Generate encryption keys:

	python manage.py generate_keys

History
-------

_django-crypto-fields_ has been used in our audited research projects that use our "Edc" for data collection and management. Data collected in our Edc are considered "source documents". _django-crypto-fields_ adds field level encryption for sensitive field values such as names, identifiers, dob, etc (PII). Authorized study personnel accessing the data through the application can see PII. Downstream data management staff and statisticians accessing the database directly cannot.

Features
--------

- All values are stored as a pair of hash (hashlib.pbkdf2_hmac) and secret (rsa or aes);
- A model using a _django-crypto-fields_ field class stores the hash only;
- A separate table relates the hash to it's secret and is referenced internally by the field class;

Advantages
----------

- encryption keys are automatically created
- unique constraint on encrypted fields: because the hash is stored in the model's db_table and not the secret, the unique=True parameter works as well as the django.form validation messages.    
- de-identified dataset: the data analysis team should never need to see PII. They just want a de-identified dataset. A de-identified dataset is one where PII fields are encrypted and others not. With the RSA key removed, the dataset is effectively deidentified.
- datasets from other systems with shared values, such as identity numbers, can be prepared for meta-analysis using the same keys and algorithms;
- to completely obscure the encrypted data, the secret reference table may be dropped before releasing the database.
- by default field classes exist for two sets of keys. You can customize KEY_FILENAMES to create as many sets as needed. With multiple sets of keys you have more control on who gets to see what.

Disadvantages
-------------

- Hashing with a secret may be considered less secure than just a "secret". You decide what your requirements are. For systems that collect PII in fields classes from _django-crypto-fields_, we take all the basic security precautions: OS and application-level password protection, Full-Drive encryption, physical security and so on.  
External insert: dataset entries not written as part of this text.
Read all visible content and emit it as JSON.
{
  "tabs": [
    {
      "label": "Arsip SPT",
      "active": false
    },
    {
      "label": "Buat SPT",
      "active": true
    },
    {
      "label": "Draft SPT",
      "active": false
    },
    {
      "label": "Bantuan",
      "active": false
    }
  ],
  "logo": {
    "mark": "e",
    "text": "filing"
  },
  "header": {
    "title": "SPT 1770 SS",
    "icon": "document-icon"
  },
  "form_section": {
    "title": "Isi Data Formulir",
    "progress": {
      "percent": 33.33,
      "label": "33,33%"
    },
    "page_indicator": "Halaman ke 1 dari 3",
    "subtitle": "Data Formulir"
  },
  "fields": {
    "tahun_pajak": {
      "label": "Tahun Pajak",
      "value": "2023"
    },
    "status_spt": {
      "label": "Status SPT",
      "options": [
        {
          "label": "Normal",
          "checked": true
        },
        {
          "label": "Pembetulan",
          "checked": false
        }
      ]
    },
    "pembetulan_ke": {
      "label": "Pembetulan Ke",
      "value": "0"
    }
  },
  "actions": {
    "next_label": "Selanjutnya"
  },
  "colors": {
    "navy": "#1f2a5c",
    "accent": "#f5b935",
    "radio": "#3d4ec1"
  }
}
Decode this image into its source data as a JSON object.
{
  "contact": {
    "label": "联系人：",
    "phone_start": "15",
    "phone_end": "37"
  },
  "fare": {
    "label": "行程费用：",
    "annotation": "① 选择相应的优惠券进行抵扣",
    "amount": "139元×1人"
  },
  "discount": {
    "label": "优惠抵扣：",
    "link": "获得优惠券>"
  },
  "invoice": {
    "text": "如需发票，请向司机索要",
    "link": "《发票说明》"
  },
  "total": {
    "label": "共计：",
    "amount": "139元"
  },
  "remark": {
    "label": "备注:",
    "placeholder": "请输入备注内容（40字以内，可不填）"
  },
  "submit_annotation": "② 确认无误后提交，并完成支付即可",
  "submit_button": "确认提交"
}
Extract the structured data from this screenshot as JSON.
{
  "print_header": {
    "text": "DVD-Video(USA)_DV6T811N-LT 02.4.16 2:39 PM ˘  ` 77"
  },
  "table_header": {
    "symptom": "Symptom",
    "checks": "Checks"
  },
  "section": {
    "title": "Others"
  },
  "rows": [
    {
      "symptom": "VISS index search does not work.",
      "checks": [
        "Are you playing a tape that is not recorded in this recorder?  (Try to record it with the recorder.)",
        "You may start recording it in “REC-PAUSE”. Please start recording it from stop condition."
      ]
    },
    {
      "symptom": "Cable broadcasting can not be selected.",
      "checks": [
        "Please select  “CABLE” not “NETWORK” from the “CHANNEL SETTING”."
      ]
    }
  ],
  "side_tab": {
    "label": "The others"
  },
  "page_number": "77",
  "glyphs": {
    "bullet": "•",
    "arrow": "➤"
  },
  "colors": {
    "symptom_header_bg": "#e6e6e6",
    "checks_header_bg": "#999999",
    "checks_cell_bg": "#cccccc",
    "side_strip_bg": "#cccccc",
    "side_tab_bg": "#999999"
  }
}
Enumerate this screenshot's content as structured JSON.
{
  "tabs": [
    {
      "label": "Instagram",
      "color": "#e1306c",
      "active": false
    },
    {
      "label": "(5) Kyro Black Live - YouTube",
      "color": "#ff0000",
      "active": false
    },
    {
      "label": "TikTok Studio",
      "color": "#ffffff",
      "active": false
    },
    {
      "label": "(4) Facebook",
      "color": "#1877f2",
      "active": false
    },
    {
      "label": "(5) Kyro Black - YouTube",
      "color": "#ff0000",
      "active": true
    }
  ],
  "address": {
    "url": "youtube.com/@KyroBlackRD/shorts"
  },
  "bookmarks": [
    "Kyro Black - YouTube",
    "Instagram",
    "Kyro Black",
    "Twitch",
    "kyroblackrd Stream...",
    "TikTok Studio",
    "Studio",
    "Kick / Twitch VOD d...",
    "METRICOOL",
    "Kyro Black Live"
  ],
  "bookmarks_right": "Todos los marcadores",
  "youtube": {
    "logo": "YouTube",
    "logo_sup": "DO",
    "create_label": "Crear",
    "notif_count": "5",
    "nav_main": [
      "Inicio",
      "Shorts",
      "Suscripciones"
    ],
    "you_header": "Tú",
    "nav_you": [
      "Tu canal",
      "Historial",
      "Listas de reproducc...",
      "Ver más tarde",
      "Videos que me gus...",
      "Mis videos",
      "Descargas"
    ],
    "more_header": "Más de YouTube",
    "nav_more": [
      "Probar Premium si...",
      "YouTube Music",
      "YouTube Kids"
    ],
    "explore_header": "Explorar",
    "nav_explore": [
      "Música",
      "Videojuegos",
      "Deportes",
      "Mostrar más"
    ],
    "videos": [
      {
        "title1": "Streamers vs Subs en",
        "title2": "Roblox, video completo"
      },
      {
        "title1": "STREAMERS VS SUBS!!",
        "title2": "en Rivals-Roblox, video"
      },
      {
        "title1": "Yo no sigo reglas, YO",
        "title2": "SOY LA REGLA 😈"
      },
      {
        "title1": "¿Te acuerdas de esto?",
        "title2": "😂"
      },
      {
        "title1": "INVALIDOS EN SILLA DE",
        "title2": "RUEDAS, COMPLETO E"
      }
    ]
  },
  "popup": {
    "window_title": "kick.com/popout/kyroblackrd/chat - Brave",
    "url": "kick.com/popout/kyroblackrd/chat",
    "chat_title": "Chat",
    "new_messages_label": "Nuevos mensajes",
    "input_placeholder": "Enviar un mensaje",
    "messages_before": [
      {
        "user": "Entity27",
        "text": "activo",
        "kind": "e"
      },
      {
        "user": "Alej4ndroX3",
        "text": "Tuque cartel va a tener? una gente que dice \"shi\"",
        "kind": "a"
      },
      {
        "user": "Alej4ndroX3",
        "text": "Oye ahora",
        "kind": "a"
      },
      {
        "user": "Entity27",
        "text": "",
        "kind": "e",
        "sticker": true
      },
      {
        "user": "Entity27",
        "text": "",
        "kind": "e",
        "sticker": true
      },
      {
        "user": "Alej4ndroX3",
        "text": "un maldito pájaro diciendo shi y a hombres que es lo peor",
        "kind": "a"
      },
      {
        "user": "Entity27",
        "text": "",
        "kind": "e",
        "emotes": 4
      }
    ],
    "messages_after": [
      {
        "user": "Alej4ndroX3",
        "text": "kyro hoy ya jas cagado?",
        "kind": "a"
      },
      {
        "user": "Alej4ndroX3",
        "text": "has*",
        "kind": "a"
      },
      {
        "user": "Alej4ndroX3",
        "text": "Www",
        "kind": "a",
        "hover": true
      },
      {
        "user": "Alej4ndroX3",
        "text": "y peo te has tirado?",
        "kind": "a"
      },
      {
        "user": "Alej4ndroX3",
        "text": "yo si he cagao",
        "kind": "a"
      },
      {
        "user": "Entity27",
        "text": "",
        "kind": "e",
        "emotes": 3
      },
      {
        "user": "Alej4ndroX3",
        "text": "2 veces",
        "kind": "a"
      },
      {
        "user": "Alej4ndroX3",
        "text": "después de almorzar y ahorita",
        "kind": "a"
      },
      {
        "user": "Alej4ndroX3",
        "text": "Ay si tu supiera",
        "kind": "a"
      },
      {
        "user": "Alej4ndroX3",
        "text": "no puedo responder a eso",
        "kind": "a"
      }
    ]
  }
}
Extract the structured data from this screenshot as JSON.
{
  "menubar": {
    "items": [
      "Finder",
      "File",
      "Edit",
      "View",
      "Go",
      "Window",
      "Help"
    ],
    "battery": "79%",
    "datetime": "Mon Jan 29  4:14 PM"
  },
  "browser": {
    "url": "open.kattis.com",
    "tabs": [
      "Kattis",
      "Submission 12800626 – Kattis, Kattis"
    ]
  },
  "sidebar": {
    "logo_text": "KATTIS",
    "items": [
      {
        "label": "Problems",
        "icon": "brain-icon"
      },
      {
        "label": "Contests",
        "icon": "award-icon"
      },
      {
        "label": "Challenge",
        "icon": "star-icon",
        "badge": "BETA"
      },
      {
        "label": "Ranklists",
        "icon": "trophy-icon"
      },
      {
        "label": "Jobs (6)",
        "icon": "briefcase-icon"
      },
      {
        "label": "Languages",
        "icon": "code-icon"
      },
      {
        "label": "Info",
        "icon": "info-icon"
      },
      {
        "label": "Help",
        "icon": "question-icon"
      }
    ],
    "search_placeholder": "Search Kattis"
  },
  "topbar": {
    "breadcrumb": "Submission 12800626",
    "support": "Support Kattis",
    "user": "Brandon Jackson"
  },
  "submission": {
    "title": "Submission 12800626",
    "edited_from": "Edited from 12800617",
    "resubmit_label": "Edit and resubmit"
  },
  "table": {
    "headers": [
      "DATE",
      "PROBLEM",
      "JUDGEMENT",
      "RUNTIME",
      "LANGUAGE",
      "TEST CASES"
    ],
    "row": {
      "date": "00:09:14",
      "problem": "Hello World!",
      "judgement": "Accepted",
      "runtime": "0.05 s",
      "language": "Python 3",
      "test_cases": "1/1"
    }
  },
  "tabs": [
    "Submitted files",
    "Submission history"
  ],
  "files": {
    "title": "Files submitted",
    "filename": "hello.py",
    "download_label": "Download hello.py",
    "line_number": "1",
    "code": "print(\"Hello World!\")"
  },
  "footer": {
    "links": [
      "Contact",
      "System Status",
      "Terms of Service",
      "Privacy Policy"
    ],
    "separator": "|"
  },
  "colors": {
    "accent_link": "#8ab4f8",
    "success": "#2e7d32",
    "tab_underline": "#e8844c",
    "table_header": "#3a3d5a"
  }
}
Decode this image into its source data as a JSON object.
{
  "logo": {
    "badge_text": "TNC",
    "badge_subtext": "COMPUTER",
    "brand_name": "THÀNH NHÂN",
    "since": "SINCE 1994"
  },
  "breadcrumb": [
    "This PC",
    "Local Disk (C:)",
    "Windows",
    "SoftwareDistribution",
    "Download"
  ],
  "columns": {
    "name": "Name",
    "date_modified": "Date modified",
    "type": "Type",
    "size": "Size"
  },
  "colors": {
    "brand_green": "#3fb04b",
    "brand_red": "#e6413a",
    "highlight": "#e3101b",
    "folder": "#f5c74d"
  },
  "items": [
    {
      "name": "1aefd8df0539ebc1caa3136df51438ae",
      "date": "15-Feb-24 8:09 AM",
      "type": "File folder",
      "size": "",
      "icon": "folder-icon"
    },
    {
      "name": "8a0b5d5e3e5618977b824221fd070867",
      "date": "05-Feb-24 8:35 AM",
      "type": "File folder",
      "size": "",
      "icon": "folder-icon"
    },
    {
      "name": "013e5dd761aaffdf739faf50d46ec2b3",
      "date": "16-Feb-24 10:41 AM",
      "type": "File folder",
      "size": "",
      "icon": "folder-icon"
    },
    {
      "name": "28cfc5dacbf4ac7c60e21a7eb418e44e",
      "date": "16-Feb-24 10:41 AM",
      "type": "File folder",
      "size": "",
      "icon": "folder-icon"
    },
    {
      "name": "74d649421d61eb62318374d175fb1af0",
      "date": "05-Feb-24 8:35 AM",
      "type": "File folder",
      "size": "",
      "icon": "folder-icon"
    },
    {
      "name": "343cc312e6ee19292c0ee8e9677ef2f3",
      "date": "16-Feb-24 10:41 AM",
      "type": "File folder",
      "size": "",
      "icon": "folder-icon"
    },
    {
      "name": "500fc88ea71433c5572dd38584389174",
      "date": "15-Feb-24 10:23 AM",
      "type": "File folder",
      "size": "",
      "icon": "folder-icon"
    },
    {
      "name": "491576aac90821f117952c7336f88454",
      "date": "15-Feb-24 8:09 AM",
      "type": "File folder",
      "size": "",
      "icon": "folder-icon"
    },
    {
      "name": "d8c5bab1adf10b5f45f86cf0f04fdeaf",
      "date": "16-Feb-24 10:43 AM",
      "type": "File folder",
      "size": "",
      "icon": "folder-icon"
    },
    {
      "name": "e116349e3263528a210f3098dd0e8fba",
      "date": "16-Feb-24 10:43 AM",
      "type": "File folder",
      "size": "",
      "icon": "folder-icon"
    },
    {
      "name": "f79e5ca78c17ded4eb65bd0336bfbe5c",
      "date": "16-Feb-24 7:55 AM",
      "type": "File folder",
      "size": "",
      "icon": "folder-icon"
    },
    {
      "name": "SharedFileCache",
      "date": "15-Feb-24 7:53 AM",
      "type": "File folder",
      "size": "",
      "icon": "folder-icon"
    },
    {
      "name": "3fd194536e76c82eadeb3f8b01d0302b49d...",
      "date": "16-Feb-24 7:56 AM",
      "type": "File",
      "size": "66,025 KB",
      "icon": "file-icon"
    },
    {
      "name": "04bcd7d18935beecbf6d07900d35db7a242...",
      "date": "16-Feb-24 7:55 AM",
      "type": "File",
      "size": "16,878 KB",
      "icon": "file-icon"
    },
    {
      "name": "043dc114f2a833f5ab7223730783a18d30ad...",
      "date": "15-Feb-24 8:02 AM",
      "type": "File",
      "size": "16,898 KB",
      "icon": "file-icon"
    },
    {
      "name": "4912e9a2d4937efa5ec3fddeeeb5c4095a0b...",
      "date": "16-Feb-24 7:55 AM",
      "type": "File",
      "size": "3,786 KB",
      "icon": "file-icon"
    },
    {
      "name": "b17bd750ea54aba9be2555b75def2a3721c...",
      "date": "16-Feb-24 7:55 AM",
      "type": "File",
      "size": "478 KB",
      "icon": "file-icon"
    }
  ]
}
Other encrypted field modules are available if you just want to use encrypted field classes in Django models and do not need unique constraints nor plan to join tables on encrypted fields for analysis.


Contribute
----------

- Issue Tracker: github.com/erikvw/django-crypto-fields/issues
- Source Code: github.com/erikvw/django-crypto-fields

License
-------

The project is licensed under the GPL license.